Local governments will be prohibited from using public assets to provide loan guarantees for LGFVs or forcing government workers and other individuals to buy wealth management and trust products, according to the circular.
It cited “illegal” fund-raising activities among local governments, including raising funds through build-and-transfer (BT) projects, providing fund injections and guarantees for LGFVs and borrowing through finance, trust and leasing companies.
It added that local governments cannot authorise LGFVs to manage land reserves or use land to secure financing.
China’s local governments are technically prohibited from issuing debt or taking out loans directly but may use LGFVs to achieve the same result. Such vehicles in the past have managed to accrue unsustainable amounts of loan debt.
Chinese local governments have incurred debt of 10.7 trillion yuan by the end of 2010 - the build-up of which was a consequence of a 4 trillion yuan ($640 billion) fiscal stimulus package to fight the effects of the 2008-09 global financial crisis.
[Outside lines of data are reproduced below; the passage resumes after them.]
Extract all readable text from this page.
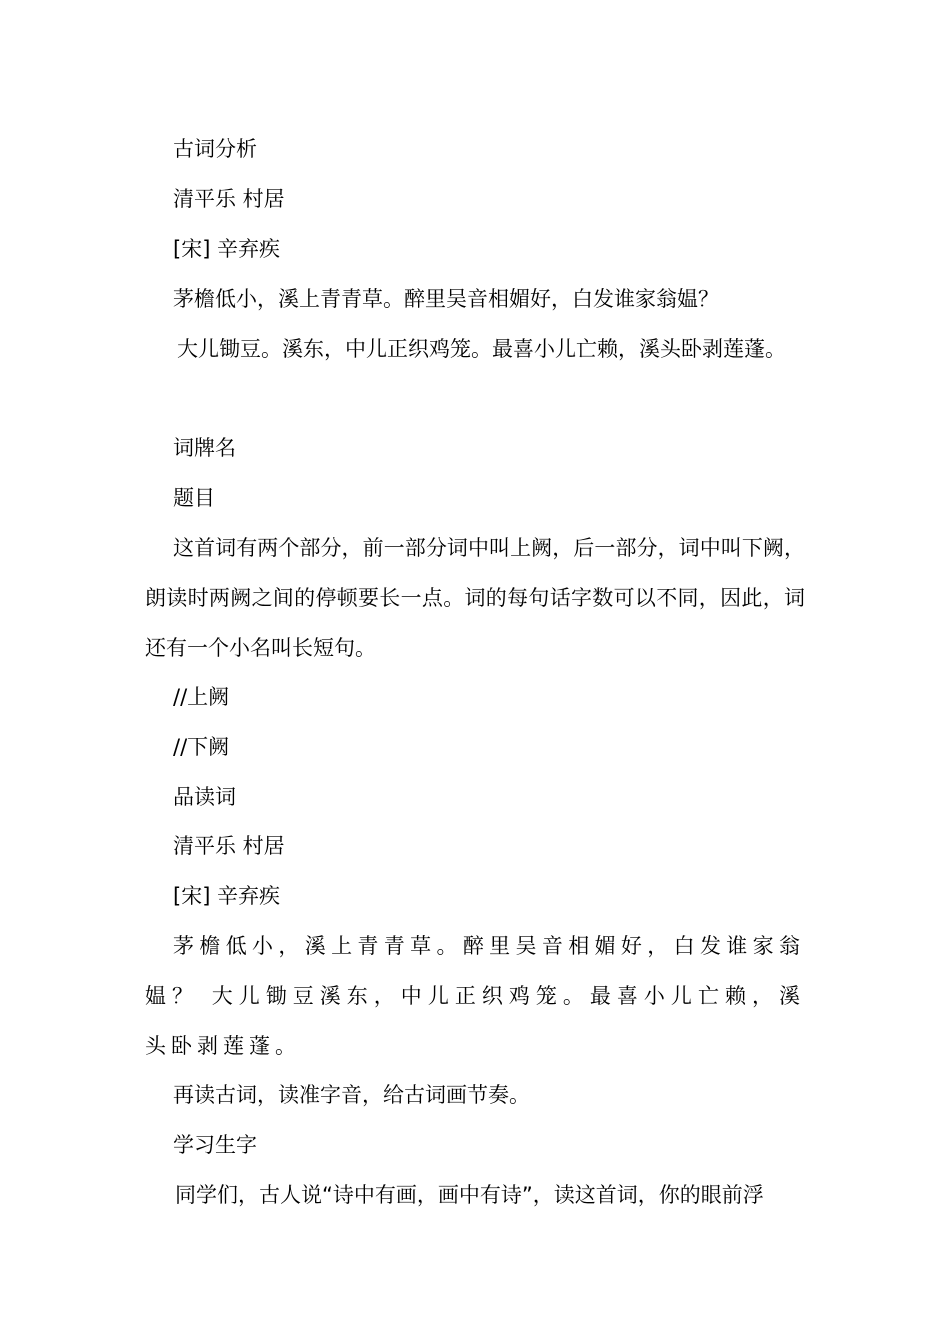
古词分析

清平乐 村居

[宋] 辛弃疾

茅檐低小，溪上青青草。醉里吴音相媚好，白发谁家翁媪？

大儿锄豆。溪东，中儿正织鸡笼。最喜小儿亡赖，溪头卧剥莲蓬。

词牌名

题目

这首词有两个部分，前一部分词中叫上阙，后一部分，词中叫下阙，朗读时两阙之间的停顿要长一点。词的每句话字数可以不同，因此，词还有一个小名叫长短句。

//上阙

//下阙

品读词

清平乐 村居

[宋] 辛弃疾

茅檐低小，溪上青青草。醉里吴音相媚好，白发谁家翁媪？ 大儿锄豆溪东，中儿正织鸡笼。最喜小儿亡赖，溪头卧剥莲蓬。

再读古词，读准字音，给古词画节奏。

学习生字

同学们，古人说“诗中有画，画中有诗”，读这首词，你的眼前浮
Chinese leaders are concerned that local governments may be substituting long-term bonds for bank loans without reducing risk, as debt issuance has increasingly become a key source of funding for investment projects.
China’s finance minister Xie Xuren said last week the government would set up a new risk-alert mechanism and institute stricter controls on new debt issuance.
China’s National Development and Reform Commission had earlier said it would strengthen regulation on corporate bond issuance, including banning over-indebted firms from selling new bonds.